En esa época, la terminal principal para viajar hacia el Cibao se encontraba en La Javilla -en la avenida San Martín- y allí guaguas, camiones y carros se agolpaban a la espera de pasajeros y cargas. En La Javilla abordamos un carro Austin (que importaba desde Inglaterra la compañía Reid y Pellerano, uno de cuyos socios principales, Donald Reid Cabral, fue de los cabecillas del complot cívico-militar que derrocó a Bosch, en 1963) y desde allí emprendimos el viaje hacia Constanza, presintiendo que no sería igual a otros que había realizado a distintos puntos del país y algo muy intenso se apoderó de mí tan pronto llegamos a la terminal de El Abanico, situada en el cruce de la carretera Duarte con la José Durán, la vía que conduce a Constanza a través de Casabito, una montaña cuya altitud alcanza los 1,390 metros.

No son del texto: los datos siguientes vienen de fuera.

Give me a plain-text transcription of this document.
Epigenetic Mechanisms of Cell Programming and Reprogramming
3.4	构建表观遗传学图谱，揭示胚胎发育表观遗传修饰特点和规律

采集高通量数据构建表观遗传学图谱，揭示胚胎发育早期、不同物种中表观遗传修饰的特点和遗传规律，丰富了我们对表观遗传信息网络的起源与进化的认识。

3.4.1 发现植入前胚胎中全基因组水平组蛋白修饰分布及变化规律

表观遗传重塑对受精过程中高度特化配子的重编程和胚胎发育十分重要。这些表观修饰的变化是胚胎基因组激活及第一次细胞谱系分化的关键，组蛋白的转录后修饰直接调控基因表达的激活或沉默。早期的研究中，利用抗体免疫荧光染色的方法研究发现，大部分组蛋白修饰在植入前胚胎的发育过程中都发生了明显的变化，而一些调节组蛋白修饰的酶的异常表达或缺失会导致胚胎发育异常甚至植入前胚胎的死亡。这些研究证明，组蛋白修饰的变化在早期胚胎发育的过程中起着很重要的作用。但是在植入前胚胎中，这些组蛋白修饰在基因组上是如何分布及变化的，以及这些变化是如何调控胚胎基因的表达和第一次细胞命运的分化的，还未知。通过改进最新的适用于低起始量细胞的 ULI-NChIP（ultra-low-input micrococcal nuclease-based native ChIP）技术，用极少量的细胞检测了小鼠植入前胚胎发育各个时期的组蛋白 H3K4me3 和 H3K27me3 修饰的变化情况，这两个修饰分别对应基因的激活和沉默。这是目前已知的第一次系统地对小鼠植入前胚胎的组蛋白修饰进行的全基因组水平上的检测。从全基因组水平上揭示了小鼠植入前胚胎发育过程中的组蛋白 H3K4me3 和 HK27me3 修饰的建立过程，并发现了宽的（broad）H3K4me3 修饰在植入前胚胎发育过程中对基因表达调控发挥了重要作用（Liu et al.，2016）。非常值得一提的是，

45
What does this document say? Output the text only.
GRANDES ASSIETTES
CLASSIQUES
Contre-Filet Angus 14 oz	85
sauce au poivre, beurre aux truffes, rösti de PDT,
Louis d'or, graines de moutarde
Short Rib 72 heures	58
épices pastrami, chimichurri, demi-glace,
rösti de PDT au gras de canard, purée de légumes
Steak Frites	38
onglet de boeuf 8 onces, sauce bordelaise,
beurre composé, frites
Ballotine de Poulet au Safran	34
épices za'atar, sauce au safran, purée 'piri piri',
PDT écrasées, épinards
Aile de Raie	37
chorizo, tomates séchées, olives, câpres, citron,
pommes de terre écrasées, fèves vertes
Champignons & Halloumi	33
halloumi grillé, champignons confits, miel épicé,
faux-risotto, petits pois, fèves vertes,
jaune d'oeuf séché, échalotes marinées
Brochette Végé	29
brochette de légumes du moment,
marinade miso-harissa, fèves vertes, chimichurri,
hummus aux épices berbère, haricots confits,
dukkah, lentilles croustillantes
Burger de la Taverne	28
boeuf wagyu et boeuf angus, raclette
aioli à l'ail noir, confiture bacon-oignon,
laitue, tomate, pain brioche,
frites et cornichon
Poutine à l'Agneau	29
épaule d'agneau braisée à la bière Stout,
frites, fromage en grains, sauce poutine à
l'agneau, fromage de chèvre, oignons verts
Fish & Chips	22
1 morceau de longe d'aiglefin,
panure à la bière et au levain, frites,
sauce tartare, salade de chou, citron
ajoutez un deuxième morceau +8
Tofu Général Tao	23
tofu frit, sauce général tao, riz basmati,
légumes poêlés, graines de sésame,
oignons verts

En aquel 1964, la carretera José Durán, inaugurada el 16 de agosto de 1955, aún presentaba el aspecto de una vía construida a lomo de mulo y aprovechando las condiciones naturales del terreno. El asfalto que la cubría descansaba en un sólido lecho de cascajo y muy pocos baches vulneraban su superficie.
En el ascenso, escuchamos viejas historias que hablaban de la ermita de Nuestra Señora de la Altagracia, situada en el pico de Casabito.

Antes de llegar a Constanza franqueamos los poblados de Las Palmas, Arroyo Frío, Los Ríos, y cuando llegamos a Tireo oímos el sonido de varios aserraderos, cuyos sinfines convertían en madera los troncos de los pinos, los ébanos, los caobos y las sabinas, deforestados de las montañas de la cordillera central. Y cuando el Austin ascendió al punto alto que abandona Tireo, la imagen de Constanza entró por mis ojos como un chorro de placidez y esa imagen nunca ha salido de mí, recordándome constantemente un hermoso valle cubierto de hortalizas y pinos que lo circundaban todo. Sí, desde aquel instante, supe que esa visión me acompañaría por siempre.

Al preguntarle al conductor sobre el mejor alojamiento de Constanza, éste no me señaló el hotel Nueva Suiza -del que había escuchado tantos elogios y cuya silueta se recortaba al sur del pueblo- y nos trasportó al Brisas del Valle, un hotelito propiedad de Doña Cunda Collado.